Selekwa: I was introduced to Ray Charles at a young age and I’m still a fan to this day. My mother was really in to the classics. I remember Charles, Marvin Gaye and Barry White being the soundtracks to my childhood. When I started listening to rap it was all about Tupac, he really got me hooked. I was new to the rap scene and I adapted to it quick but I always kept true to the roots and it shows in my music production. Emotion is really important for when I’m trying to feel inspired to write. I mean, I could be having a bad day before throwing on ‘Georgia’ by Charles and relating to the emotion. It gives me chills, honestly. I look up to Charles, man. He’s a legend and he really inspires me to make music with feeling, you know? I want my fans to have the same connection to my music that I have to Charles’. But rap-wise, it’s Tupac that was first showed me that I could get lost in the genre. I’m a fan first and the history of hip-hop and rap. It really gets me. I’ll even throw it back to Jam Master Jay and Kurtis Blow every now and then.

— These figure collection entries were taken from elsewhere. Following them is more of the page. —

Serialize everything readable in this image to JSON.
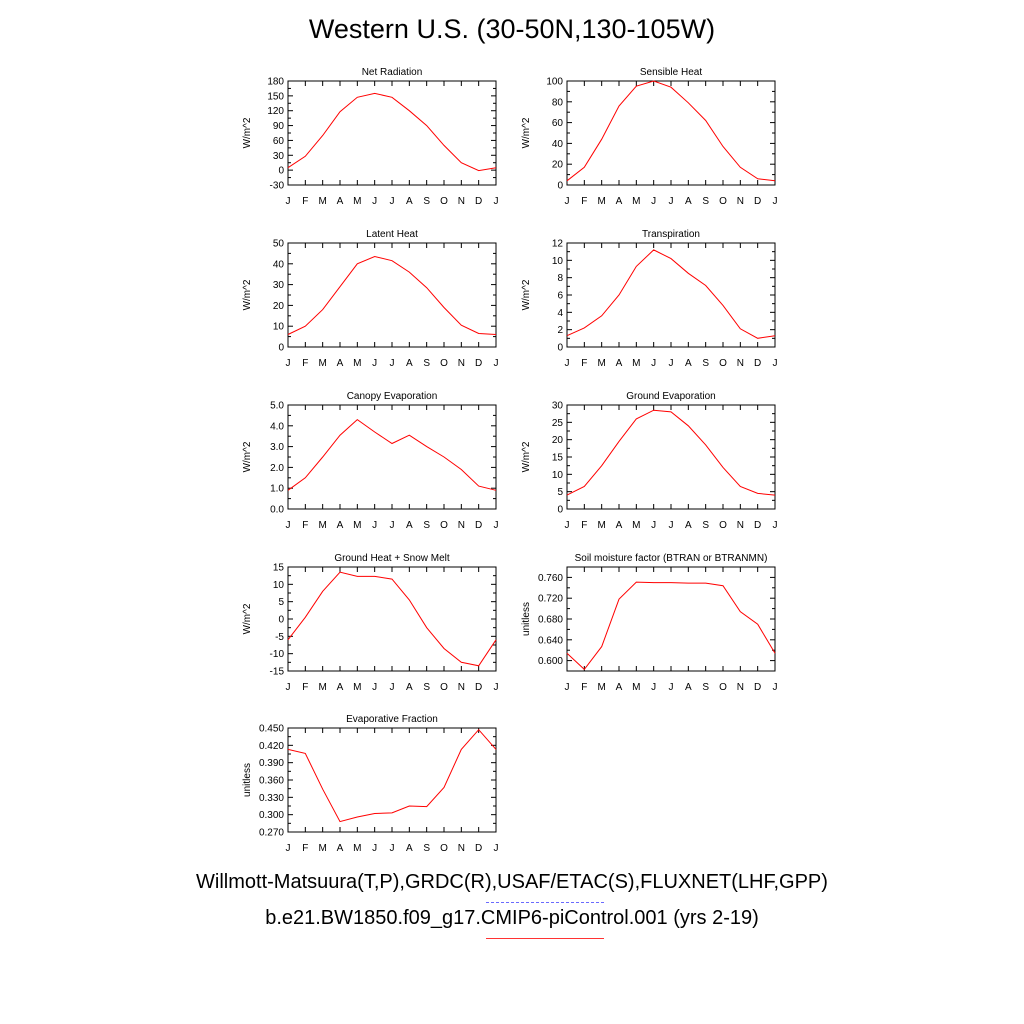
{
  "title": "Western U.S. (30-50N,130-105W)",
  "legend": {
    "obs_label": "Willmott-Matsuura(T,P),GRDC(R),USAF/ETAC(S),FLUXNET(LHF,GPP)",
    "model_label": "b.e21.BW1850.f09_g17.CMIP6-piControl.001 (yrs 2-19)",
    "obs_color": "#6a6aff",
    "model_color": "#ff0000"
  },
  "chart_data": [
    {
      "type": "line",
      "title": "Net Radiation",
      "ylabel": "W/m^2",
      "x": [
        "J",
        "F",
        "M",
        "A",
        "M",
        "J",
        "J",
        "A",
        "S",
        "O",
        "N",
        "D",
        "J"
      ],
      "ylim": [
        -30,
        180
      ],
      "yticks": [
        "-30",
        "0",
        "30",
        "60",
        "90",
        "120",
        "150",
        "180"
      ],
      "series": [
        {
          "values": [
            5,
            28,
            70,
            118,
            147,
            155,
            147,
            120,
            90,
            50,
            15,
            -1,
            5
          ]
        }
      ]
    },
    {
      "type": "line",
      "title": "Sensible Heat",
      "ylabel": "W/m^2",
      "x": [
        "J",
        "F",
        "M",
        "A",
        "M",
        "J",
        "J",
        "A",
        "S",
        "O",
        "N",
        "D",
        "J"
      ],
      "ylim": [
        0,
        100
      ],
      "yticks": [
        "0",
        "20",
        "40",
        "60",
        "80",
        "100"
      ],
      "series": [
        {
          "values": [
            4,
            17,
            44,
            76,
            95,
            100,
            94,
            79,
            62,
            37,
            17,
            6,
            4
          ]
        }
      ]
    },
    {
      "type": "line",
      "title": "Latent Heat",
      "ylabel": "W/m^2",
      "x": [
        "J",
        "F",
        "M",
        "A",
        "M",
        "J",
        "J",
        "A",
        "S",
        "O",
        "N",
        "D",
        "J"
      ],
      "ylim": [
        0,
        50
      ],
      "yticks": [
        "0",
        "10",
        "20",
        "30",
        "40",
        "50"
      ],
      "series": [
        {
          "values": [
            6,
            10,
            18,
            29,
            40,
            43.5,
            41.5,
            36,
            28.5,
            19,
            10.5,
            6.5,
            6
          ]
        }
      ]
    },
    {
      "type": "line",
      "title": "Transpiration",
      "ylabel": "W/m^2",
      "x": [
        "J",
        "F",
        "M",
        "A",
        "M",
        "J",
        "J",
        "A",
        "S",
        "O",
        "N",
        "D",
        "J"
      ],
      "ylim": [
        0,
        12
      ],
      "yticks": [
        "0",
        "2",
        "4",
        "6",
        "8",
        "10",
        "12"
      ],
      "series": [
        {
          "values": [
            1.3,
            2.2,
            3.6,
            6.0,
            9.3,
            11.2,
            10.2,
            8.5,
            7.1,
            4.8,
            2.1,
            1.0,
            1.3
          ]
        }
      ]
    },
    {
      "type": "line",
      "title": "Canopy Evaporation",
      "ylabel": "W/m^2",
      "x": [
        "J",
        "F",
        "M",
        "A",
        "M",
        "J",
        "J",
        "A",
        "S",
        "O",
        "N",
        "D",
        "J"
      ],
      "ylim": [
        0,
        5
      ],
      "yticks": [
        "0.0",
        "1.0",
        "2.0",
        "3.0",
        "4.0",
        "5.0"
      ],
      "series": [
        {
          "values": [
            0.9,
            1.5,
            2.5,
            3.55,
            4.3,
            3.7,
            3.15,
            3.55,
            3.0,
            2.5,
            1.9,
            1.1,
            0.9
          ]
        }
      ]
    },
    {
      "type": "line",
      "title": "Ground Evaporation",
      "ylabel": "W/m^2",
      "x": [
        "J",
        "F",
        "M",
        "A",
        "M",
        "J",
        "J",
        "A",
        "S",
        "O",
        "N",
        "D",
        "J"
      ],
      "ylim": [
        0,
        30
      ],
      "yticks": [
        "0",
        "5",
        "10",
        "15",
        "20",
        "25",
        "30"
      ],
      "series": [
        {
          "values": [
            4,
            6.5,
            12.5,
            19.5,
            26,
            28.5,
            28,
            24,
            18.5,
            12,
            6.5,
            4.5,
            4
          ]
        }
      ]
    },
    {
      "type": "line",
      "title": "Ground Heat + Snow Melt",
      "ylabel": "W/m^2",
      "x": [
        "J",
        "F",
        "M",
        "A",
        "M",
        "J",
        "J",
        "A",
        "S",
        "O",
        "N",
        "D",
        "J"
      ],
      "ylim": [
        -15,
        15
      ],
      "yticks": [
        "-15",
        "-10",
        "-5",
        "0",
        "5",
        "10",
        "15"
      ],
      "series": [
        {
          "values": [
            -6,
            0.5,
            8,
            13.5,
            12.3,
            12.3,
            11.5,
            5.5,
            -2.5,
            -8.5,
            -12.5,
            -13.5,
            -6
          ]
        }
      ]
    },
    {
      "type": "line",
      "title": "Soil moisture factor (BTRAN or BTRANMN)",
      "ylabel": "unitless",
      "x": [
        "J",
        "F",
        "M",
        "A",
        "M",
        "J",
        "J",
        "A",
        "S",
        "O",
        "N",
        "D",
        "J"
      ],
      "ylim": [
        0.58,
        0.78
      ],
      "yticks": [
        "0.600",
        "0.640",
        "0.680",
        "0.720",
        "0.760"
      ],
      "series": [
        {
          "values": [
            0.614,
            0.583,
            0.627,
            0.718,
            0.751,
            0.75,
            0.75,
            0.749,
            0.749,
            0.744,
            0.694,
            0.67,
            0.614
          ]
        }
      ]
    },
    {
      "type": "line",
      "title": "Evaporative Fraction",
      "ylabel": "unitless",
      "x": [
        "J",
        "F",
        "M",
        "A",
        "M",
        "J",
        "J",
        "A",
        "S",
        "O",
        "N",
        "D",
        "J"
      ],
      "ylim": [
        0.27,
        0.45
      ],
      "yticks": [
        "0.270",
        "0.300",
        "0.330",
        "0.360",
        "0.390",
        "0.420",
        "0.450"
      ],
      "series": [
        {
          "values": [
            0.413,
            0.406,
            0.344,
            0.288,
            0.296,
            0.302,
            0.303,
            0.315,
            0.314,
            0.347,
            0.413,
            0.447,
            0.413
          ]
        }
      ]
    }
  ]
}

HipHopCanada: If Tupac was still alive today, do you think he would have sold out?
Selekwa: I wouldn’t say ‘sold out,’ but it would be totally different. I mean, I don’t think they would be doing songs with Lady Gaga or Adele but who knows, really.
HipHopCanada: What adversities did you face in the production phases of Top My Game?
Selekwa: That’s actually a great question. The EP was a great experience, overall. But we had to go backward many times. We switched many producers, re-did tracks and what not. It was a trial and error process that involved me actually re-doing the entire album in the end. Still, it was a great learning experience of pros and cons which every successful artist endures at least once in their career. The second time around ran much smoothly and we attribute that to our mistakes prior. They say nothing worth doing is easy and that’s entirely true in this case.
Interview conducted by @ZackNoureddine for HipHopCanada.